Licence to plunderThe outrageous announcement erodes years of conservation efforts at the stroke of a pen.
Construction continues to boom in Kathmandu Valley and across the country, with ambitious plans to build smart cities and towns and mega infrastructure. Over the past three decades, the building boom in Nepal has driven illegal and unregulated sand and gravel mining business at the cost of the environment. Excessive excavation of riverbeds and hillsides, environmental experts say, has increased the threat of environmental hazards such as soil erosion, flooding and landslides and groundwater depletion. Besides altering natural water systems and hill slopes, the indiscriminate sand and gravel mining has also killed people, affected livelihoods and made the ecology unstable. But at a time when environmental concerns should have guided government policies, the Oli administration over the weekend announced a plan to extract construction materials and export them.
First things first. It is common knowledge that for a long time now, illegal and unregulated sand and gravel businesses have been allowed to operate freely in the country with protection from politicians, local authorities and the police. Journalists have been attacked and threatened by mining mafias, locals have been silenced, and activists have also been murdered. And although the government has issued a slew of standards for extraction, they remain primarily on paper as mines operate unmonitored and guarded by goons across the country. The consequences are visible for everyone to see and in more detail, in satellite imagery; but rather than alarm the government, which should have introduced sterner implementation of guidelines and launched a massive crackdown on illegal operators, the announcement from the finance minister as part of his budget presentation seeks to overturn the 2014 ban on the export of river and mine-based construction materials to support the interests of a few.

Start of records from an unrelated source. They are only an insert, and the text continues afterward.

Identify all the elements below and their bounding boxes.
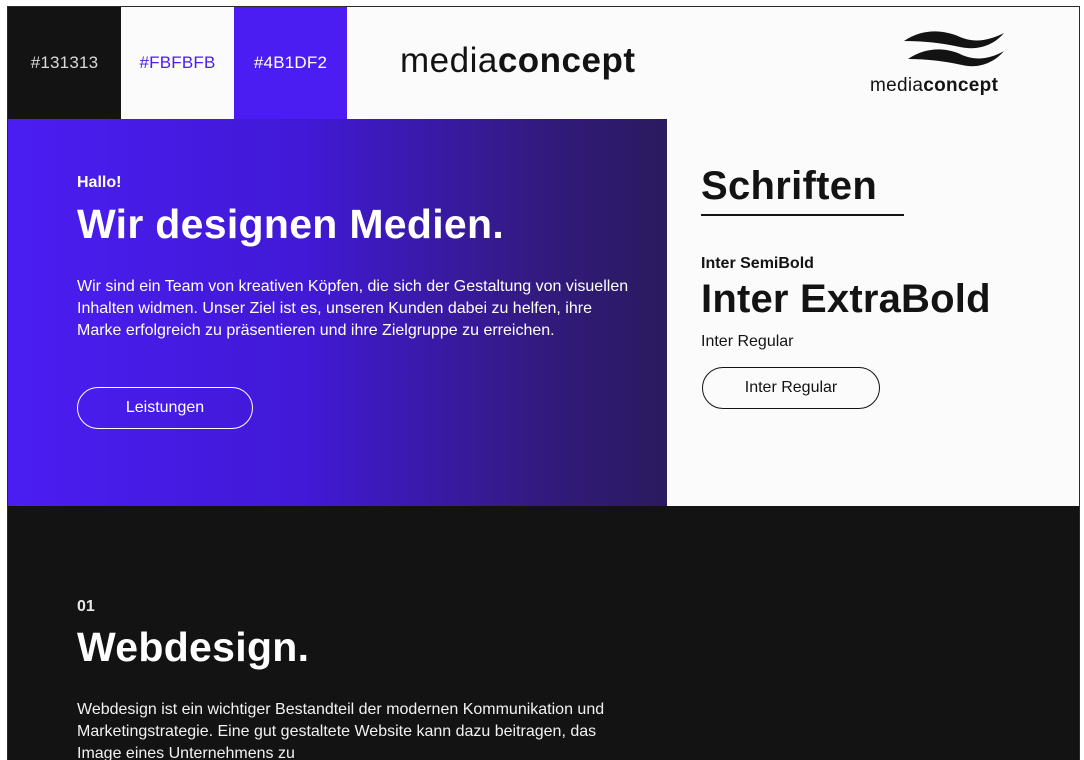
hero-description: Wir sind ein Team von kreativen Köpfen, … [77, 278, 629, 339]
leistungen-button[interactable]: Leistungen [77, 387, 253, 429]
logo-text-light: media [870, 75, 924, 96]
section-description: Webdesign ist ein wichtiger Bestandteil … [77, 701, 605, 760]
font-sample-button[interactable]: Inter Regular [702, 367, 880, 409]
wordmark-bold: concept [497, 41, 636, 80]
swatch-dark: #131313 [8, 7, 121, 119]
swatch-light: #FBFBFB [121, 7, 234, 119]
wordmark-light: media [400, 41, 498, 80]
logo-text: mediaconcept [870, 75, 998, 97]
hero-section: Hallo! Wir designen Medien. Wir sind ein… [8, 119, 667, 506]
design-board: #131313 #FBFBFB #4B1DF2 mediaconcept med… [7, 6, 1080, 760]
brand-logo: mediaconcept [866, 27, 1042, 107]
hero-kicker: Hallo! [77, 174, 122, 191]
fonts-title: Schriften [701, 164, 878, 208]
section-number: 01 [77, 598, 95, 615]
section-title: Webdesign. [77, 624, 310, 670]
font-sample-extrabold: Inter ExtraBold [701, 277, 991, 321]
brand-wordmark: mediaconcept [400, 41, 636, 81]
font-sample-regular: Inter Regular [701, 333, 794, 350]
wave-icon [904, 31, 1004, 67]
webdesign-section: 01 Webdesign. Webdesign ist ein wichtige… [8, 506, 1079, 760]
fonts-panel: Schriften Inter SemiBold Inter ExtraBold… [667, 119, 1079, 506]
fonts-title-underline [701, 214, 904, 216]
hero-title: Wir designen Medien. [77, 201, 505, 247]
swatch-accent: #4B1DF2 [234, 7, 347, 119]
color-palette-bar: #131313 #FBFBFB #4B1DF2 mediaconcept med… [8, 7, 1079, 120]
font-sample-semibold: Inter SemiBold [701, 255, 814, 272]
logo-text-bold: concept [923, 75, 999, 96]
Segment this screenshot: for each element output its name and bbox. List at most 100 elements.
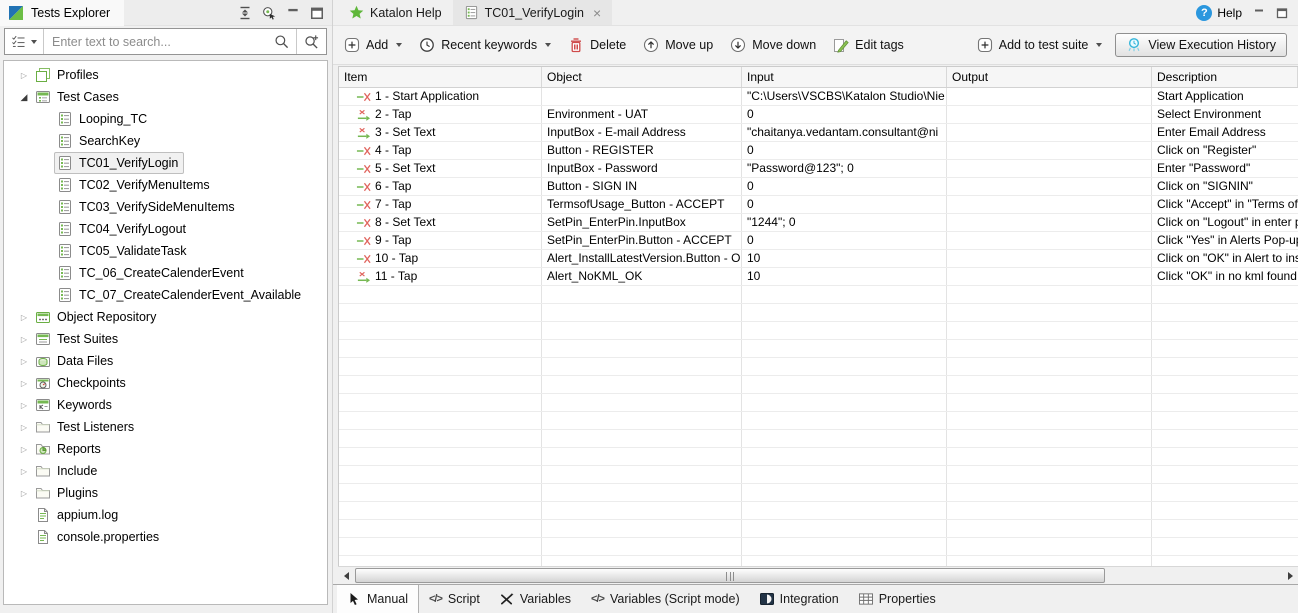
expander-collapsed-icon[interactable]: ▷: [16, 467, 32, 476]
search-button[interactable]: [267, 29, 296, 54]
advanced-search-button[interactable]: [296, 29, 326, 54]
search-input[interactable]: [44, 29, 267, 54]
table-row-empty[interactable]: [339, 322, 1298, 340]
tab-tc01-verifylogin[interactable]: TC01_VerifyLogin ×: [453, 0, 613, 25]
tree-item-tc-06-createcalenderevent[interactable]: TC_06_CreateCalenderEvent: [4, 262, 327, 284]
table-row-step-10[interactable]: 10 - TapAlert_InstallLatestVersion.Butto…: [339, 250, 1298, 268]
scroll-right-arrow[interactable]: [1282, 567, 1298, 584]
table-row-empty[interactable]: [339, 430, 1298, 448]
tree-item-tc03-verifysidemenuitems[interactable]: TC03_VerifySideMenuItems: [4, 196, 327, 218]
minimize-editor-icon[interactable]: [1253, 7, 1265, 19]
tab-variables[interactable]: Variables: [490, 585, 581, 613]
collapse-all-icon[interactable]: [238, 6, 252, 20]
table-row-step-7[interactable]: 7 - TapTermsofUsage_Button - ACCEPT0Clic…: [339, 196, 1298, 214]
recent-keywords-dropdown-caret[interactable]: [545, 43, 551, 47]
column-header-item[interactable]: Item: [339, 67, 542, 87]
tree-item-looping-tc[interactable]: Looping_TC: [4, 108, 327, 130]
add-dropdown-caret[interactable]: [396, 43, 402, 47]
tree-item-searchkey[interactable]: SearchKey: [4, 130, 327, 152]
column-header-description[interactable]: Description: [1152, 67, 1298, 87]
table-row-empty[interactable]: [339, 412, 1298, 430]
recent-keywords-button[interactable]: Recent keywords: [419, 37, 551, 53]
table-row-step-11[interactable]: 11 - TapAlert_NoKML_OK10Click "OK" in no…: [339, 268, 1298, 286]
tree-item-reports[interactable]: ▷Reports: [4, 438, 327, 460]
table-row-step-9[interactable]: 9 - TapSetPin_EnterPin.Button - ACCEPT0C…: [339, 232, 1298, 250]
table-row-empty[interactable]: [339, 376, 1298, 394]
table-row-empty[interactable]: [339, 286, 1298, 304]
tree-item-plugins[interactable]: ▷Plugins: [4, 482, 327, 504]
tree-item-tc01-verifylogin[interactable]: TC01_VerifyLogin: [4, 152, 327, 174]
table-row-step-4[interactable]: 4 - TapButton - REGISTER0Click on "Regis…: [339, 142, 1298, 160]
maximize-editor-icon[interactable]: [1276, 7, 1288, 19]
search-filter-button[interactable]: [5, 29, 44, 54]
table-row-empty[interactable]: [339, 304, 1298, 322]
tree-item-tc05-validatetask[interactable]: TC05_ValidateTask: [4, 240, 327, 262]
move-up-button[interactable]: Move up: [643, 37, 713, 53]
scrollbar-thumb[interactable]: [355, 568, 1105, 583]
table-row-step-2[interactable]: 2 - TapEnvironment - UAT0Select Environm…: [339, 106, 1298, 124]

The outrageous announcement erodes years of conservation efforts at the stroke of a pen. It is nothing but a ploy to legalise illegal mines by handing out licences to plunder. Minister Bishnu Prasad Poudel, while announcing the plan, had said that based on an environmental impact assessment, mine-based stones, pebbles and sand can be exported to minimise the trade deficit, but we know very well by now how environmental impact assessments are mere paperwork with no real scientific scrutiny, or the mining wouldn’t have become more rampant after the local-level elections in 2017 which saw more people with ties to the construction and mining business come to power. Besides the conflict of interest of elected officials, conservationists have rightly pointed out how a parallel plan in the new budget offers concession on importing materials required to construct a ropeway for ferrying construction materials from the mining site to the export point reeks of policy corruption.
The demand for sand and gravel will undoubtedly grow as construction picks up pace no sooner than the pandemic situation we are in sees some respite. It is a lucrative business, which makes sand and gravel one of the most valuable contraband. But we cannot wait for an ecological disaster to change our course because the damage to the environment caused by unscientific and unmonitored mining is irreversible. We are mining the materials faster than the river can replenish them. Lest we forget that sand and gravel are non-renewable resources, and the environmental risks are real. In the Chure and Bhawar areas and some parts of the Trishuli and Sunkoshi rivers, haphazard mining of sand has increased soil erosion and flooding, besides affecting the percolation of water and aquatic life. Thus, in the country’s best interest and the environment, the government must immediately drop the myopic and misguided policy, and instead introduce and implement science-guided policies to manage the extraction of riverside materials.